Setting Their Caps for Bright Futures

By Alexander F. Remington
Washington Post Staff Writer
Thursday, June 12, 2008

Last week in Howard University's Cramton Auditorium, the members of Benjamin Banneker Academic High School's Class of 2008 received their diplomas. All 73 are going to college.

That might seem like an anomaly for a public high school in the District, but for Banneker, pursuing higher education is part of the school's mission statement.

"It all settles to one thing," Principal Anita Berger said. "We're college-bound."

Banneker presents a challenging four years. Freshmen take Latin unless they're in the International Baccalaureate program. All students take four years each of a foreign language and math. Even the grading scale is strict: a 94 on a test is a B, and an 87 is a C. (Fifty-nine percent of students have a GPA of less than 3.0.)

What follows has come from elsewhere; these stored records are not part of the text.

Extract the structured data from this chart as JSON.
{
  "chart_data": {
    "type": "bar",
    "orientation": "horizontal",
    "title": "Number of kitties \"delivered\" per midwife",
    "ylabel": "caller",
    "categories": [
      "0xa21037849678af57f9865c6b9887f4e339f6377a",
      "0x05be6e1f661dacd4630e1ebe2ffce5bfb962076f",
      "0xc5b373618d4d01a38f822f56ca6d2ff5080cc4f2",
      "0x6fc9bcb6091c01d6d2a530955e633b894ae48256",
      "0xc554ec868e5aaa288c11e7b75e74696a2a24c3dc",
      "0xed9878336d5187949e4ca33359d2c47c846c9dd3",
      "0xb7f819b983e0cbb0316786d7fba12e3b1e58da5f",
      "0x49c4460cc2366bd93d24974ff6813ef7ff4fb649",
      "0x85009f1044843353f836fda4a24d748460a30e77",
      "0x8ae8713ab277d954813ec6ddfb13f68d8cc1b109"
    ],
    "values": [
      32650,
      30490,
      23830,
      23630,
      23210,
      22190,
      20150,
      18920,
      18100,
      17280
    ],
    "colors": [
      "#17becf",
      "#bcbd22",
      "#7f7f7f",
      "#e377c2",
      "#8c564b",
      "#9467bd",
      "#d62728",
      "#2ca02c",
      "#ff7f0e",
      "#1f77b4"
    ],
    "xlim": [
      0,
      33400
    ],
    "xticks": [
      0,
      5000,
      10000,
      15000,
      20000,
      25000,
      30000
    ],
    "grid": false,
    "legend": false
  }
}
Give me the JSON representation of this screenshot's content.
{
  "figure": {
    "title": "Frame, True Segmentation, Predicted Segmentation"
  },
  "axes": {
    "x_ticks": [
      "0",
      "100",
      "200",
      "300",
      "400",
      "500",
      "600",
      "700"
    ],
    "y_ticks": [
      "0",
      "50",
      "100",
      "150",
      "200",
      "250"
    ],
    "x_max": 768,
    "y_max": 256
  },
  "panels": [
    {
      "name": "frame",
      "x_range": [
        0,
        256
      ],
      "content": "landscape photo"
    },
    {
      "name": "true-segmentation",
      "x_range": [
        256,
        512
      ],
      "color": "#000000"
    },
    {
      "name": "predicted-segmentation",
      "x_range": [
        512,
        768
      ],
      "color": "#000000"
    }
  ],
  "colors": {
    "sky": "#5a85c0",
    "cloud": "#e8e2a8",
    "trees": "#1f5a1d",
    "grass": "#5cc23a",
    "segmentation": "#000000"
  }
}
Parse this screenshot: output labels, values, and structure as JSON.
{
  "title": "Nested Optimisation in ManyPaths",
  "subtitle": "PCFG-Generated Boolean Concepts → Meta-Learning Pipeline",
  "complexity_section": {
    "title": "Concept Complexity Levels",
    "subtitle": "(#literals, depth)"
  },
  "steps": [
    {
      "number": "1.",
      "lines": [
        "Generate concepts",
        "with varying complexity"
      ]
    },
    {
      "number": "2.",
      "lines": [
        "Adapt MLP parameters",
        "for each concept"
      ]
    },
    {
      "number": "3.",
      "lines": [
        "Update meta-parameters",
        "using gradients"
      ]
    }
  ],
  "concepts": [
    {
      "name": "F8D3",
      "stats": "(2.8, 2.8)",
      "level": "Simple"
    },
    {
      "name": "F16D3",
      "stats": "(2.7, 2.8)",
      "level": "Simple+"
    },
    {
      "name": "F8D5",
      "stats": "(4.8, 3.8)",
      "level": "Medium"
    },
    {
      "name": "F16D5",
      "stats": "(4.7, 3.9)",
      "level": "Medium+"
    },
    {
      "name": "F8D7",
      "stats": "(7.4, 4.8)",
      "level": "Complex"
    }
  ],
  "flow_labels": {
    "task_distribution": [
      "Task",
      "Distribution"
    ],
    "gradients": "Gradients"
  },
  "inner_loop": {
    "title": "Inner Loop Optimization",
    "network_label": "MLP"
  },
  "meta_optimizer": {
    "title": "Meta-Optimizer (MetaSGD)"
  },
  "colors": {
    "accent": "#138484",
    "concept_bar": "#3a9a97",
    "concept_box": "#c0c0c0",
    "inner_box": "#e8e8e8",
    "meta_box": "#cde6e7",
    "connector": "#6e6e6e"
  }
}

But all students are serious about academics. Applicants must be in the top 18 percent of their eighth-grade class and must be recommended by their teachers and principals. Candidates are interviewed by Banneker teachers, administrators and Berger.

Many students become overwhelmed by the coursework and transfer to other schools.

Jasmine Dunn, 17, nearly did. "Banneker wasn't my first choice," she said. By sophomore year, the workload -- three to four hours of homework a night, even without AP or IB courses -- seemed too much. But she persisted. "Banneker gives you that motivation to do something better," Dunn said. "I'm glad I stayed."

She graduated June 2 and will attend Delaware State University in the fall. She wants to be a teacher.

College is part of the curriculum from Day One. Incoming freshmen tour local colleges. The school's walls are covered with posters about colleges and student loans, bulletin boards full of information about the AP and IB programs and signs listing the school's no-nos: no cellphones, no gum. There is no uniform, but there is a dress code: no hats, bandannas or tank tops, and no skirts or pants above the knee. Students are told to think of themselves as future professionals.

The focus on academics pays off. This year's valedictorian, Darlene Zephyrine, 18, is bound for Brandeis University. Zephyrine, a native of Trinidad, said she wants to study aerospace engineering and dreams of working for NASA on manned missions to Mars. "I'm really big on sciences," she said.

She is also captain of the volleyball team, plays for the tennis team and ran track for three years. But it wasn't easy, as she sometimes did four to five hours of homework a night. "In general, to me it was a good experience. Sometimes it was horrible. I would give it an A-minus," she said.

Banneker, across from Howard University on Georgia Avenue, is the only public high school in Washington with an IB program, which it instituted seven years ago as an alternative to AP classes. Students must apply to be in the program; about 25 are accepted. Zephyrine said she was in it because "they said it'd be hard. . . . When I hear [about] challenging stuff, I think it's going to be good."

Before graduating, every student at Banneker must complete 270 hours of community service, which often serves as job training. Dunn and Zephyrine worked as tutors.

Academics, community service and extracurricular activities are the elements of what guidance counselor Vernita Jefferson calls the "development of the whole child."

Berger, who arrived at Banneker 15 years ago after teaching at Howard, summed up the school's success in achieving its mission: "This is a school that people look at as a school that works." Seventy-three rising college freshmen would probably agree.